Today was my interview with the workshop instructor from Downriver Community Conference Work First program. I participated in a three day workshop called, “Personal Placement Network” (PPN), a program designed to provide professionals in career transitions with proven, self-directed job search techniques and I made an appointment to have the instructor take a closer look at my resume.

He was very helpful. He was able to determine that my resume was in need of a more comprehensive career summary, as opposed to the current opening entitled, “objective” He helped me tease out which career skill-sets I needed to extract, and which information I could lose, altogether. He said professionals have very little time to view resumes and they ought to be as concise as possible. He also stated that although the hard copy needed to be concise, a lengthy electronic copy would be okay, because most professionals are accustomed to scrolling through information on a PC. He helped me devise another career summary that included more detail about my experience as a scholar, and I realized I was able to do this because of the continuous amount of questions he asked me. His inquiry developed even more self-assessment on my part, and I was able to tweak the already ample amounts of skills related to writing that I had listed. As he and I looked over the details of my resume, together we also located a few mechanical issues that required addressing. We basically proofread an outdated version of my CV, and systematically recreated a polished version.
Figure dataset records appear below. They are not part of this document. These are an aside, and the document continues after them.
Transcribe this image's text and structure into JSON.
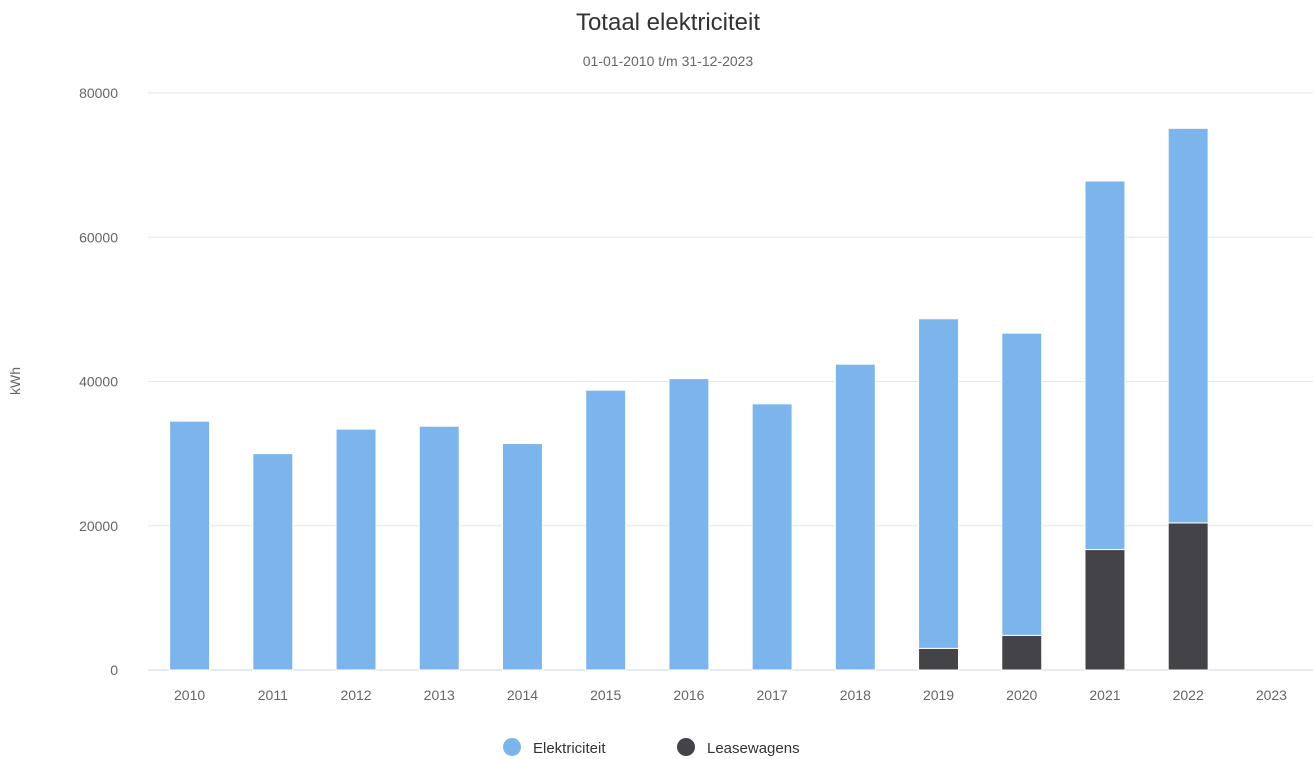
{
  "chart_data": {
    "type": "bar",
    "stacked": true,
    "title": "Totaal elektriciteit",
    "subtitle": "01-01-2010 t/m 31-12-2023",
    "xlabel": "",
    "ylabel": "kWh",
    "ylim": [
      0,
      80000
    ],
    "yticks": [
      0,
      20000,
      40000,
      60000,
      80000
    ],
    "grid": true,
    "legend_position": "bottom",
    "categories": [
      "2010",
      "2011",
      "2012",
      "2013",
      "2014",
      "2015",
      "2016",
      "2017",
      "2018",
      "2019",
      "2020",
      "2021",
      "2022",
      "2023"
    ],
    "series": [
      {
        "name": "Leasewagens",
        "color": "#434348",
        "values": [
          0,
          0,
          0,
          0,
          0,
          0,
          0,
          0,
          0,
          3000,
          4800,
          16700,
          20400,
          0
        ]
      },
      {
        "name": "Elektriciteit",
        "color": "#7cb5ec",
        "values": [
          34500,
          30000,
          33400,
          33800,
          31400,
          38800,
          40400,
          36900,
          42400,
          45700,
          41900,
          51100,
          54700,
          0
        ]
      }
    ],
    "legend_order": [
      "Elektriciteit",
      "Leasewagens"
    ]
  }
}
We were a part of the writing process, just as tutor and consultant are. He was a peer-reviewer and I gained the benefit of it.

As I sat there, I realized what we had been doing was the very idea that I argue mainstream classes need to incorporate, more. We worked together to make adjustments and changes to text, and the conversation encouraged metacognitive strategies that I used to improve and revisit the text. My resume writing interview was an example of the writing process at work, and how peer-review enables success in that process. I had to giggle after thinking about it. What took me so long to recognize this? I mean, after all, a resume is just another genre, right?